A Special Day won the award for Best Restored Film at the 2014 Venice Film Festival and Criterion’s 4K digital presentation demonstrates why. The image has been comprehensively scrubbed and stripped of dirt and defects, while retaining an optimal amount of grain from the original 35mm negative. The image is consistently rich and voluminous, detailing every inch of Antonietta’s home and the surrounding environments. The sepia tones have been calibrated to avoid either color vacillations or evidence of image enhancement. Blacks are deep and saturated and the gold, sun-tinted spaces of the rooftop will be some of the finest, sharpest Blu-ray images to grace your home-video screens. Sound is limited to a monaural track, but it’s without distortion. Furthermore, it’s been finely balanced to integrate the ongoing parade in the distance and dialogue between Antonietta and Gabriele.
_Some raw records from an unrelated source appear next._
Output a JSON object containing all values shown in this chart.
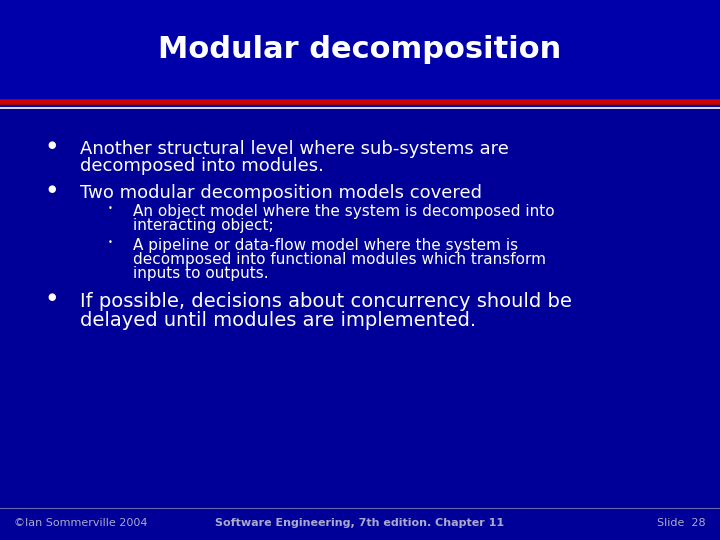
{
  "title": "Modular decomposition",
  "bg_header": "#0000aa",
  "bg_body": "#000099",
  "title_color": "#ffffff",
  "title_fontsize": 22,
  "header_line_red": "#cc0000",
  "header_line_white": "#ffffff",
  "text_color": "#ffffff",
  "footer_color": "#aaaacc",
  "bullet1_line1": "Another structural level where sub-systems are",
  "bullet1_line2": "decomposed into modules.",
  "bullet2": "Two modular decomposition models covered",
  "sub1_line1": "An object model where the system is decomposed into",
  "sub1_line2": "interacting object;",
  "sub2_line1": "A pipeline or data-flow model where the system is",
  "sub2_line2": "decomposed into functional modules which transform",
  "sub2_line3": "inputs to outputs.",
  "bullet3_line1": "If possible, decisions about concurrency should be",
  "bullet3_line2": "delayed until modules are implemented.",
  "footer_left": "©Ian Sommerville 2004",
  "footer_center": "Software Engineering, 7th edition. Chapter 11",
  "footer_right": "Slide  28",
  "main_fs": 13,
  "sub_fs": 11,
  "footer_fs": 8
}
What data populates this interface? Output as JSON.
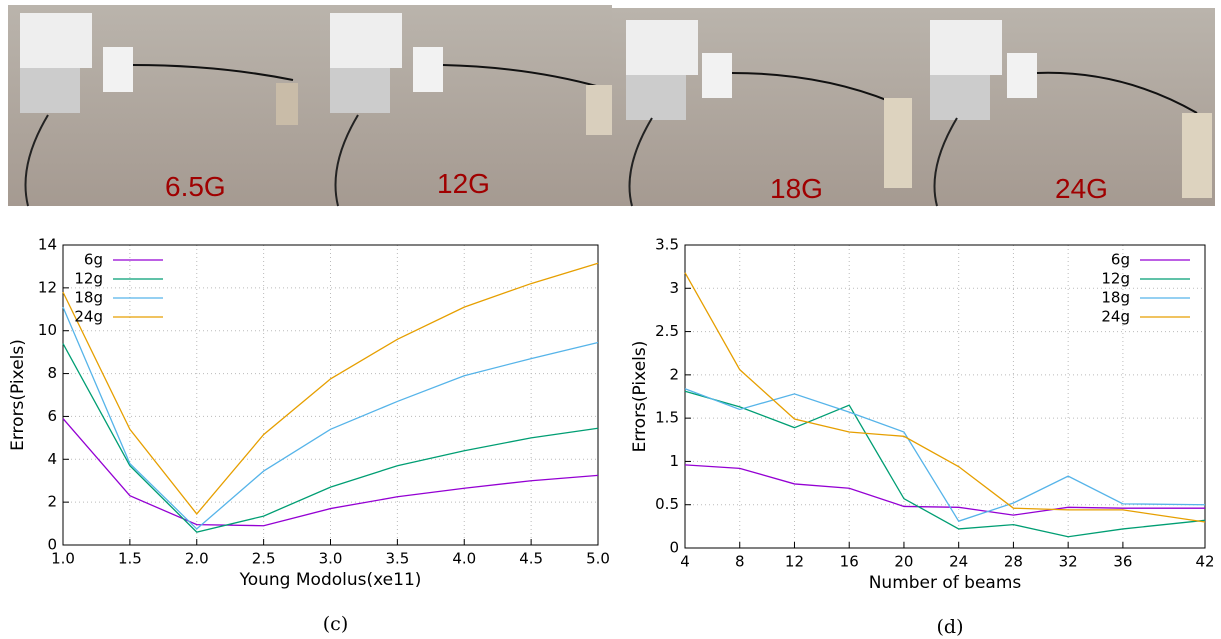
{
  "photos": [
    {
      "label": "6.5G"
    },
    {
      "label": "12G"
    },
    {
      "label": "18G"
    },
    {
      "label": "24G"
    }
  ],
  "chart_data": [
    {
      "type": "line",
      "caption": "(c)",
      "x_label": "Young Modolus(xe11)",
      "y_label": "Errors(Pixels)",
      "x": [
        1,
        1.5,
        2,
        2.5,
        3,
        3.5,
        4,
        4.5,
        5
      ],
      "xlim": [
        1,
        5
      ],
      "xticks": [
        {
          "value": 1,
          "label": "1.0"
        },
        {
          "value": 1.5,
          "label": "1.5"
        },
        {
          "value": 2,
          "label": "2.0"
        },
        {
          "value": 2.5,
          "label": "2.5"
        },
        {
          "value": 3,
          "label": "3.0"
        },
        {
          "value": 3.5,
          "label": "3.5"
        },
        {
          "value": 4,
          "label": "4.0"
        },
        {
          "value": 4.5,
          "label": "4.5"
        },
        {
          "value": 5,
          "label": "5.0"
        }
      ],
      "ylim": [
        0,
        14
      ],
      "yticks": [
        0,
        2,
        4,
        6,
        8,
        10,
        12,
        14
      ],
      "grid": true,
      "legend": "upper left",
      "series": [
        {
          "name": "6g",
          "color": "#9400d3",
          "values": [
            5.9,
            2.3,
            0.95,
            0.9,
            1.7,
            2.25,
            2.65,
            3.0,
            3.25
          ]
        },
        {
          "name": "12g",
          "color": "#009e73",
          "values": [
            9.4,
            3.7,
            0.6,
            1.35,
            2.7,
            3.7,
            4.4,
            5.0,
            5.45
          ]
        },
        {
          "name": "18g",
          "color": "#56b4e9",
          "values": [
            11.1,
            3.8,
            0.75,
            3.45,
            5.4,
            6.7,
            7.9,
            8.7,
            9.45
          ]
        },
        {
          "name": "24g",
          "color": "#e69f00",
          "values": [
            11.8,
            5.4,
            1.45,
            5.15,
            7.75,
            9.6,
            11.1,
            12.2,
            13.15
          ]
        }
      ]
    },
    {
      "type": "line",
      "caption": "(d)",
      "x_label": "Number of beams",
      "y_label": "Errors(Pixels)",
      "x": [
        4,
        8,
        12,
        16,
        20,
        24,
        28,
        32,
        36,
        42
      ],
      "xlim": [
        4,
        42
      ],
      "xticks": [
        4,
        8,
        12,
        16,
        20,
        24,
        28,
        32,
        36,
        42
      ],
      "ylim": [
        0,
        3.5
      ],
      "yticks": [
        0,
        0.5,
        1,
        1.5,
        2,
        2.5,
        3,
        3.5
      ],
      "grid": true,
      "legend": "upper right",
      "series": [
        {
          "name": "6g",
          "color": "#9400d3",
          "values": [
            0.96,
            0.92,
            0.74,
            0.69,
            0.48,
            0.47,
            0.38,
            0.47,
            0.46,
            0.46
          ]
        },
        {
          "name": "12g",
          "color": "#009e73",
          "values": [
            1.81,
            1.63,
            1.39,
            1.65,
            0.57,
            0.22,
            0.27,
            0.13,
            0.22,
            0.32
          ]
        },
        {
          "name": "18g",
          "color": "#56b4e9",
          "values": [
            1.84,
            1.6,
            1.78,
            1.57,
            1.34,
            0.31,
            0.52,
            0.83,
            0.51,
            0.5
          ]
        },
        {
          "name": "24g",
          "color": "#e69f00",
          "values": [
            3.18,
            2.06,
            1.49,
            1.34,
            1.29,
            0.94,
            0.46,
            0.44,
            0.44,
            0.3
          ]
        }
      ]
    }
  ]
}
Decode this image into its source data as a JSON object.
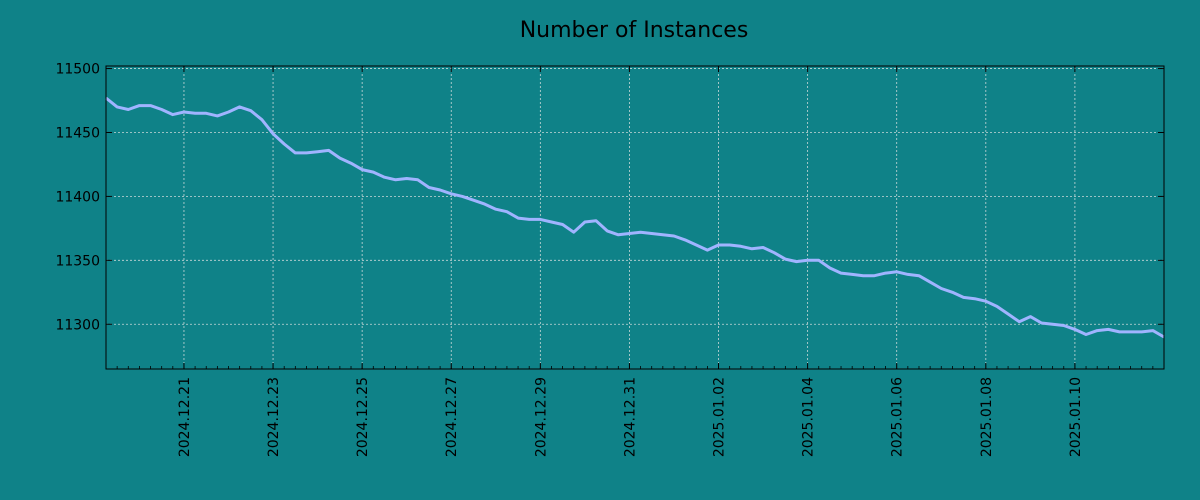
{
  "chart_data": {
    "type": "line",
    "title": "Number of Instances",
    "xlabel": "",
    "ylabel": "",
    "xlim": [
      "2024-12-19 06:00",
      "2025-01-12 00:00"
    ],
    "ylim": [
      11265,
      11502
    ],
    "grid": true,
    "x_ticks": [
      "2024.12.21",
      "2024.12.23",
      "2024.12.25",
      "2024.12.27",
      "2024.12.29",
      "2024.12.31",
      "2025.01.02",
      "2025.01.04",
      "2025.01.06",
      "2025.01.08",
      "2025.01.10"
    ],
    "y_ticks": [
      11300,
      11350,
      11400,
      11450,
      11500
    ],
    "colors": {
      "background": "#0f8288",
      "line": "#a0b4ff",
      "grid": "#c8d8d8",
      "axis": "#000000"
    },
    "series": [
      {
        "x": [
          "2024-12-19 06:00",
          "2024-12-19 12:00",
          "2024-12-19 18:00",
          "2024-12-20 00:00",
          "2024-12-20 06:00",
          "2024-12-20 12:00",
          "2024-12-20 18:00",
          "2024-12-21 00:00",
          "2024-12-21 06:00",
          "2024-12-21 12:00",
          "2024-12-21 18:00",
          "2024-12-22 00:00",
          "2024-12-22 06:00",
          "2024-12-22 12:00",
          "2024-12-22 18:00",
          "2024-12-23 00:00",
          "2024-12-23 06:00",
          "2024-12-23 12:00",
          "2024-12-23 18:00",
          "2024-12-24 00:00",
          "2024-12-24 06:00",
          "2024-12-24 12:00",
          "2024-12-24 18:00",
          "2024-12-25 00:00",
          "2024-12-25 06:00",
          "2024-12-25 12:00",
          "2024-12-25 18:00",
          "2024-12-26 00:00",
          "2024-12-26 06:00",
          "2024-12-26 12:00",
          "2024-12-26 18:00",
          "2024-12-27 00:00",
          "2024-12-27 06:00",
          "2024-12-27 12:00",
          "2024-12-27 18:00",
          "2024-12-28 00:00",
          "2024-12-28 06:00",
          "2024-12-28 12:00",
          "2024-12-28 18:00",
          "2024-12-29 00:00",
          "2024-12-29 06:00",
          "2024-12-29 12:00",
          "2024-12-29 18:00",
          "2024-12-30 00:00",
          "2024-12-30 06:00",
          "2024-12-30 12:00",
          "2024-12-30 18:00",
          "2024-12-31 00:00",
          "2024-12-31 06:00",
          "2024-12-31 12:00",
          "2024-12-31 18:00",
          "2025-01-01 00:00",
          "2025-01-01 06:00",
          "2025-01-01 12:00",
          "2025-01-01 18:00",
          "2025-01-02 00:00",
          "2025-01-02 06:00",
          "2025-01-02 12:00",
          "2025-01-02 18:00",
          "2025-01-03 00:00",
          "2025-01-03 06:00",
          "2025-01-03 12:00",
          "2025-01-03 18:00",
          "2025-01-04 00:00",
          "2025-01-04 06:00",
          "2025-01-04 12:00",
          "2025-01-04 18:00",
          "2025-01-05 00:00",
          "2025-01-05 06:00",
          "2025-01-05 12:00",
          "2025-01-05 18:00",
          "2025-01-06 00:00",
          "2025-01-06 06:00",
          "2025-01-06 12:00",
          "2025-01-06 18:00",
          "2025-01-07 00:00",
          "2025-01-07 06:00",
          "2025-01-07 12:00",
          "2025-01-07 18:00",
          "2025-01-08 00:00",
          "2025-01-08 06:00",
          "2025-01-08 12:00",
          "2025-01-08 18:00",
          "2025-01-09 00:00",
          "2025-01-09 06:00",
          "2025-01-09 12:00",
          "2025-01-09 18:00",
          "2025-01-10 00:00",
          "2025-01-10 06:00",
          "2025-01-10 12:00",
          "2025-01-10 18:00",
          "2025-01-11 00:00",
          "2025-01-11 06:00",
          "2025-01-11 12:00",
          "2025-01-11 18:00",
          "2025-01-12 00:00"
        ],
        "values": [
          11477,
          11470,
          11468,
          11471,
          11471,
          11468,
          11464,
          11466,
          11465,
          11465,
          11463,
          11466,
          11470,
          11467,
          11460,
          11449,
          11441,
          11434,
          11434,
          11435,
          11436,
          11430,
          11426,
          11421,
          11419,
          11415,
          11413,
          11414,
          11413,
          11407,
          11405,
          11402,
          11400,
          11397,
          11394,
          11390,
          11388,
          11383,
          11382,
          11382,
          11380,
          11378,
          11372,
          11380,
          11381,
          11373,
          11370,
          11371,
          11372,
          11371,
          11370,
          11369,
          11366,
          11362,
          11358,
          11362,
          11362,
          11361,
          11359,
          11360,
          11356,
          11351,
          11349,
          11350,
          11350,
          11344,
          11340,
          11339,
          11338,
          11338,
          11340,
          11341,
          11339,
          11338,
          11333,
          11328,
          11325,
          11321,
          11320,
          11318,
          11314,
          11308,
          11302,
          11306,
          11301,
          11300,
          11299,
          11296,
          11292,
          11295,
          11296,
          11294,
          11294,
          11294,
          11295,
          11290
        ]
      }
    ]
  }
}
In a 2015 interview, Sofia Loren discusses her initial trepidation to work on the film, as it was a role unlike anything she’d attempted before. She recounts how miserable she was during the first week of shooting, without her team of makeup artists and beauticians, whom Ettore Scola didn’t allow on set. Furthermore, she explains her 20-year working relationship with Marcello Mastroianni and how she came to know him as well as either her brother or husband. Also included are two episodes of The Dick Cavett Show from 1977 with both Loren and Mastroianni and the cumulative effect is more enticing for its reveal of Loren and Mastroianni’s off-screen personalities than the information the episodes yield, if only because Mastroianni struggles with English throughout and one imagines his answers would have a much finer point if in Italian. In fact, when Cavett quotes a Rex Reed interview with Mastroianni, the actor claims to never have said these things, suggesting, at the very least, a translation or misunderstanding of some sort. The short film Human Voice from 2014, starring Loren, has also been included. An interview with Scola details his career as a screenwriter before transitioning into directing. He touches on Loren’s performance, but primarily explains his start at the satirical magazine Marc’Aurelio and his interest in writing the character of Gabriele for Mastroianni. Finally, there’s an excellent essay by Deborah Young and it’s so good that one wishes Criterion would have asked her to do an entire commentary.
The Criterion Collection’s 4K Blu-ray offers a beautiful transfer of Ettore Scola’s long unavailable gem.